To be exhaustive on the synthesis route of benzaldehyde from the benzyl alcohol oxidation, the aldehyde could be obtained by several methods such as distillation, extraction, or high conversion. The distillation seems feasible from an industrial point of view. This method takes advantage of the difference in boiling points between benzyl alcohol (bp. 205 °C) and benzaldehyde (bp. 179 °C) to separate them by fractional distillation. Another industrial process could be extraction. Indeed, benzyl alcohol and benzaldehyde have different solubilities in various solvents. Selective extraction using an appropriate solvent can be employed to separate the two compounds. This could be done in the flow process when the mixture of substrate and products is quenched in a final reactor with an adequate solvent to precipitate one of the compounds (residual benzyl alcohol, for example). Optimum reaction conditions may also be of interest. If benzyl alcohol and benzaldehyde can be selectively converted into different compounds, such as by further oxidation of benzyl alcohol to benzoic acid (or esters), separation can be achieved by exploiting the different reactivities of the products. Also, at 100% conversion, no further separation is needed.

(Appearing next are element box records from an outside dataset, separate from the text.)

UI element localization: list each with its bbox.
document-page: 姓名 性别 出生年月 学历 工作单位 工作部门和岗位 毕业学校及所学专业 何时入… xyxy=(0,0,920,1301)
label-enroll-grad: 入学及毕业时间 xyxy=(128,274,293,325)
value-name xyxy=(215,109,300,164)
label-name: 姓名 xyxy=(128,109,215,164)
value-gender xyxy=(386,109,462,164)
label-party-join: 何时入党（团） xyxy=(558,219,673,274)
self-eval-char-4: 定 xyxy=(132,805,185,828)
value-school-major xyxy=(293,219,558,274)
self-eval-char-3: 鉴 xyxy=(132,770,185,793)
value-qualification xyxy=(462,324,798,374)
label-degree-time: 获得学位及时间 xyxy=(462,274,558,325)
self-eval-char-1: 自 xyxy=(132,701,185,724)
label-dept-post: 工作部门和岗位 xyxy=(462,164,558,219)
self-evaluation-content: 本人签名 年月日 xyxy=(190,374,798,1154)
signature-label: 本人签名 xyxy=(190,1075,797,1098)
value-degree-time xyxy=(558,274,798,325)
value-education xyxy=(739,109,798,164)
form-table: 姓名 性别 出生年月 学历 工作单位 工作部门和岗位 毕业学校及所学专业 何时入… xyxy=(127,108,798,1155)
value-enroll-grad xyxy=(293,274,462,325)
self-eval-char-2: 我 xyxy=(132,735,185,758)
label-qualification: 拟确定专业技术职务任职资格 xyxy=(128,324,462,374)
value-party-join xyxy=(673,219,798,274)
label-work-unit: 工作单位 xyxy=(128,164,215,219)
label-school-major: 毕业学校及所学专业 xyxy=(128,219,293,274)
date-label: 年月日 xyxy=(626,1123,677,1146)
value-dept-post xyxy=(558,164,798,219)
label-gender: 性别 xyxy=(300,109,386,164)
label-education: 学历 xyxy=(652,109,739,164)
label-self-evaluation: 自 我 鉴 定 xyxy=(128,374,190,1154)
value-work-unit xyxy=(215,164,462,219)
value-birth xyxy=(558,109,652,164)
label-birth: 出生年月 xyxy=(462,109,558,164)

This initial approach has made it possible to identify the feasibility of conducting the aerobic photooxidation of benzyl alcohol into benzaldehyde under mild conditions from a bio-sourced support (g-${\mathrm{C}}_3{\mathrm{N}}_4$). Moreover, this study shows the potential of this new carbon support, with better photocatalytic properties than the usual semiconductors ($\mathrm{T}\mathrm{i}{\mathrm{O}}_2$). Nevertheless, there is still room for improvement in achieving the green chemistry principles. Some strategies could focus on the amount of gold supported, the quantity of photocatalyst, the choice of the acid, the time of the reaction, and the type of the lighting source (switch to a polychromatic source or even sunlight).